There's something about Mia Hansen-Love's films that just don't work and don't connect for me. Her last film, The Father of My Children, never really came together and seemed like a good movie with a bad script and an unpolished concept. It's clear that Hansen-Love is a talented director (although I can't say yet that she's more than just merely "talented"), but I would say that she's a mediocre screenwriter and that her films suffer from garbagey melodrama that connects more to banal ideas of "romance" than to any real-world in which her stories take place.
Such is the problem with her new film, Goodbye First Love. It's the story of a high school girl, Camille (played by the fetching Lola Créton), who has a deep love for her teen boyfriend, Sullivan (Sebastian Urzendowsky). He's a few years older than she is and when he forgoes college for a shapeless trip to South America (the French love Ché!), the two lose touch. She takes this very hard and tries to kill herself (natch) and then comes out of the hospital without the lust for life she previously had.
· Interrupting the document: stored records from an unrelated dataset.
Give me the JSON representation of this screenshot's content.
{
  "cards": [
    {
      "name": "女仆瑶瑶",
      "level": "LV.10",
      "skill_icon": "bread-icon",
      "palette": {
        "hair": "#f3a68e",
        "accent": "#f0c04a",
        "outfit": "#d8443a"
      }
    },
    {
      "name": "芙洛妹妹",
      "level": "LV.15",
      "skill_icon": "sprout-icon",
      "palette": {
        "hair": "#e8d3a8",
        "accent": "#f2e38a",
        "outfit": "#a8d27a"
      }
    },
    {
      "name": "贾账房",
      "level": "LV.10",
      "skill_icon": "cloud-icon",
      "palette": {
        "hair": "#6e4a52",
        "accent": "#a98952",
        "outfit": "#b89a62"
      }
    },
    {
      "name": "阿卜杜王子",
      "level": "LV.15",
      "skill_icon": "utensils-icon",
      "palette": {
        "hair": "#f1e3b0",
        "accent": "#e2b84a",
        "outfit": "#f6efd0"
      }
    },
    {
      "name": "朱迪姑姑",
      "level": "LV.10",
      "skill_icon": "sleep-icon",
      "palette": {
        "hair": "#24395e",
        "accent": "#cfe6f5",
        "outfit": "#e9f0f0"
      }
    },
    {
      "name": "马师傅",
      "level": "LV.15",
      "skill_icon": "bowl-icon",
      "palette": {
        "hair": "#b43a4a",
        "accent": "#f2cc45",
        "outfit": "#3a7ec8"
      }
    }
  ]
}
She then goes to architecture school and begins to work for her professor, Lorenz (Magne-Havard Brekke), who she also starts to sleep with, date and move in with. He's an older Norwegian man with an ex-wife and kid in Berlin who loves Camille's sensibility and reserve. Meanwhile, she struggles with her never-ending love for Sullivan and the constant wanting what she can't have.
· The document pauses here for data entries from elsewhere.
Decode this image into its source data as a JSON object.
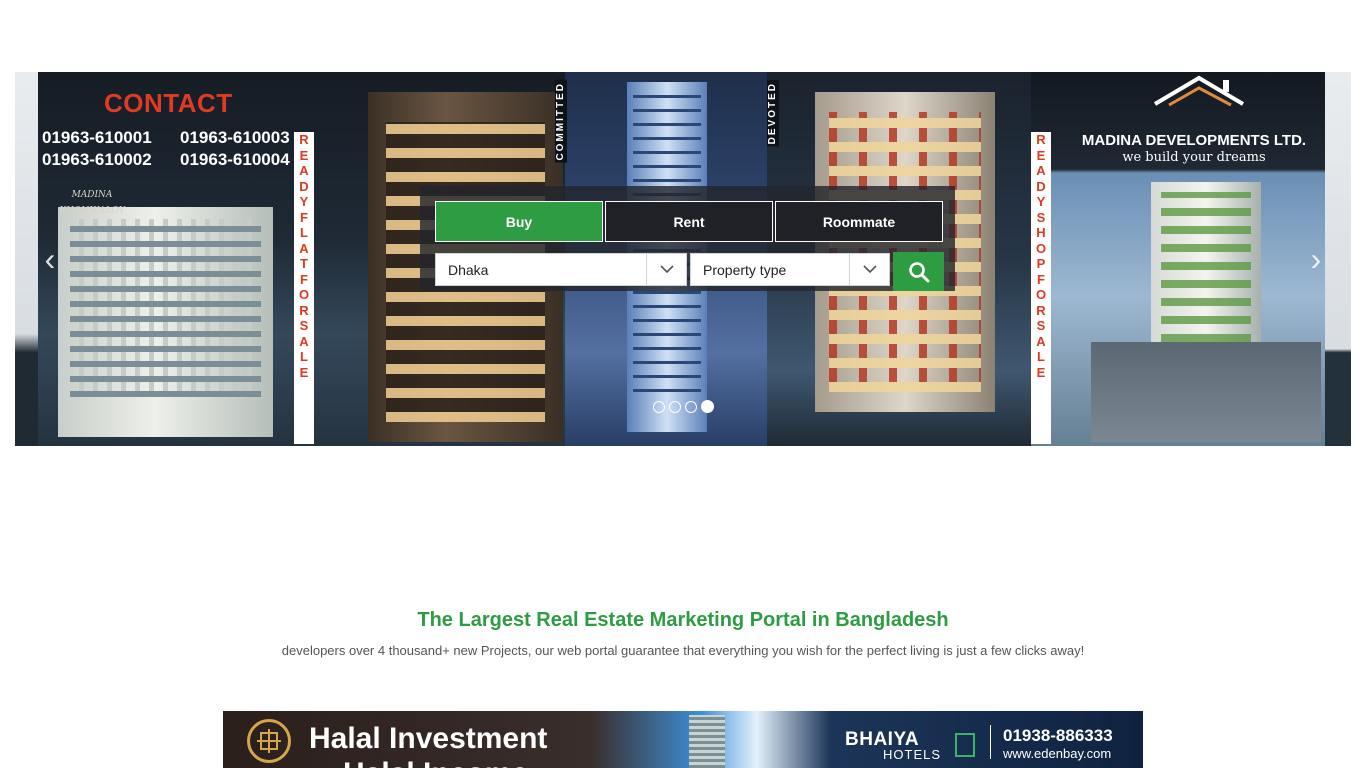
{
  "slider": {
    "contact_title": "CONTACT",
    "phones": [
      "01963-610001",
      "01963-610003",
      "01963-610002",
      "01963-610004"
    ],
    "project_name": "MADINA KHONIKALOY",
    "ribbon_left": [
      "R",
      "E",
      "A",
      "D",
      "Y",
      "F",
      "L",
      "A",
      "T",
      "F",
      "O",
      "R",
      "S",
      "A",
      "L",
      "E"
    ],
    "ribbon_right": [
      "R",
      "E",
      "A",
      "D",
      "Y",
      "S",
      "H",
      "O",
      "P",
      "F",
      "O",
      "R",
      "S",
      "A",
      "L",
      "E"
    ],
    "vertical_left": "COMMITTED",
    "vertical_right": "DEVOTED",
    "company": "MADINA DEVELOPMENTS LTD.",
    "tagline": "we build your dreams",
    "prev_arrow": "‹",
    "next_arrow": "›",
    "slide_count": 4,
    "active_slide": 4
  },
  "search": {
    "tabs": [
      {
        "label": "Buy",
        "active": true
      },
      {
        "label": "Rent",
        "active": false
      },
      {
        "label": "Roommate",
        "active": false
      }
    ],
    "city_value": "Dhaka",
    "type_placeholder": "Property type",
    "caret": "⌄"
  },
  "intro": {
    "heading": "The Largest Real Estate Marketing Portal in Bangladesh",
    "subtext": "developers over 4 thousand+ new Projects, our web portal guarantee that everything you wish for the perfect living is just a few clicks away!"
  },
  "banner": {
    "title": "Halal Investment",
    "title_line2": "Halal Income",
    "brand": "BHAIYA",
    "brand_sub": "HOTELS",
    "phone": "01938-886333",
    "website": "www.edenbay.com"
  },
  "colors": {
    "accent_green": "#2e9c42",
    "contact_red": "#e03a21"
  }
}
I guess this isn't really the kind of movie I would ever relate to. I don't go in for sentimentality much and never really understand stories like this. For me, the concept of "first loves" is trite in the deepest possible way, and something that is more forced on us by gossip magazines and "girl culture" than by anything particularly psychological or human. What the hell is so special about Sullivan for Camille? He seems like a typically nice, distant and youthful boyfriend and their connection is much more suggested (by the fact that she can't ever get over him) than shown to us. When she ends up with Lorenz (as gross and cliche as it is to fuck your professor... seriously), it's maddening that she can't just be happy with him, but longs for Sullivan.
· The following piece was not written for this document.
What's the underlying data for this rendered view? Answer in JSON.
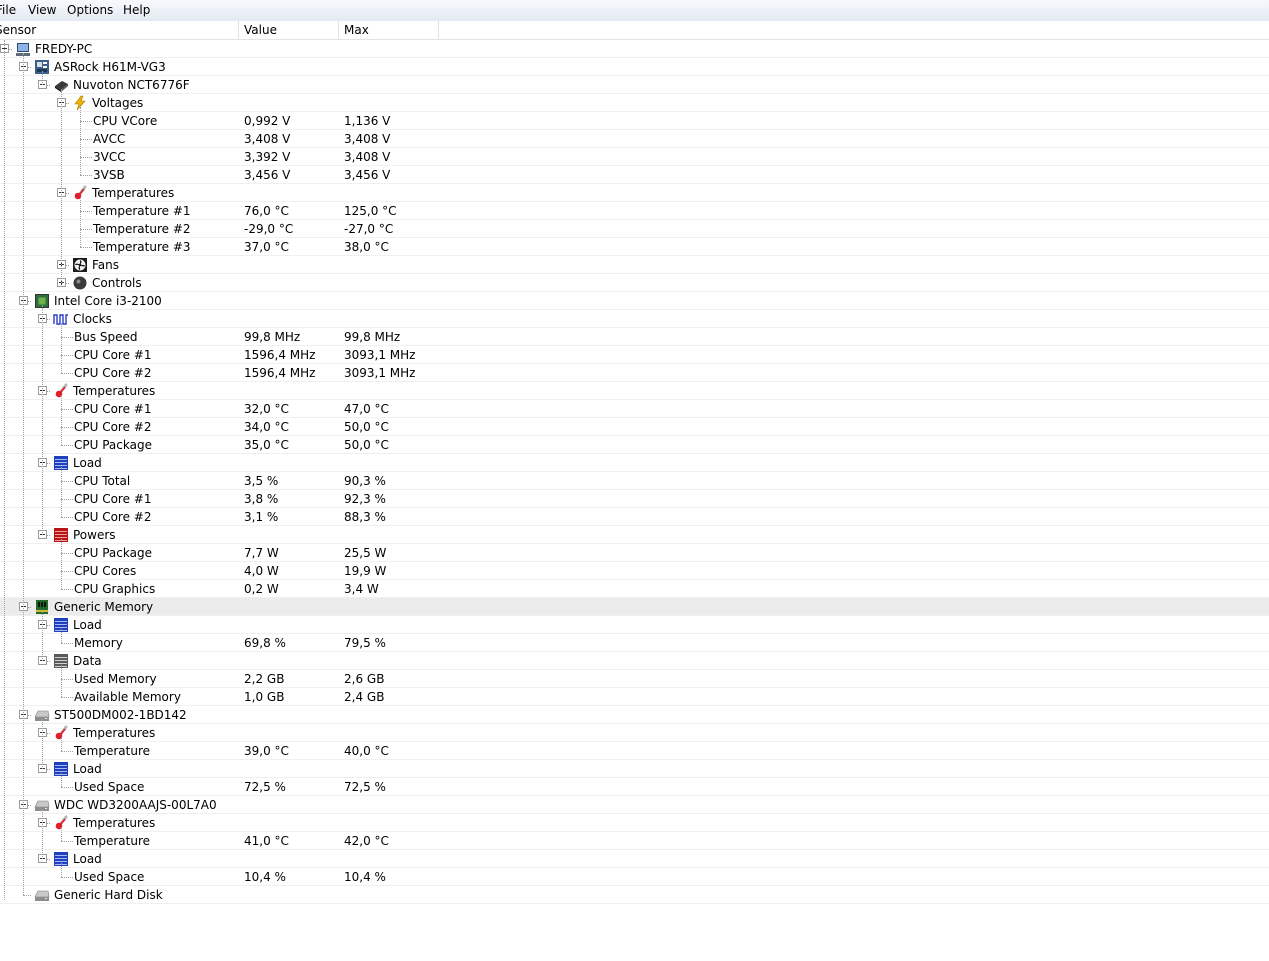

Herein lies an interesting dilemma for me. If film viewing is really an experience of identification and alignment with certain characters, it's impossible for me to connect to this film because I'm supposed to identify with Camille, but I can't because I think she's a fastidious moron. Meanwhile, I understand that many people (most people) would totally align with her because of how they're wired emotionally.
This leads to a bigger problem about the film, buried in the script, which is that Hansen-Love really doesn't do much to link us to Camille other than giving the briefest of outlines of her character. We only see the biggest moving parts of her persona, namely that she's 17 at some point and madly in love with a boy. This shorthand functions as the only information we get about her. For many this is enough to totally understand everything she feels at all moments. For others, like me, this seems under-written and under-developed.
Hansen-Love is truly a good director and is able to show a pretty movie with a nice use of technical factors. She is, however tripped up by her reliance on middlebrow scripts that don't show her skills as well as possible. I hope she continues to grow and make better films in the future.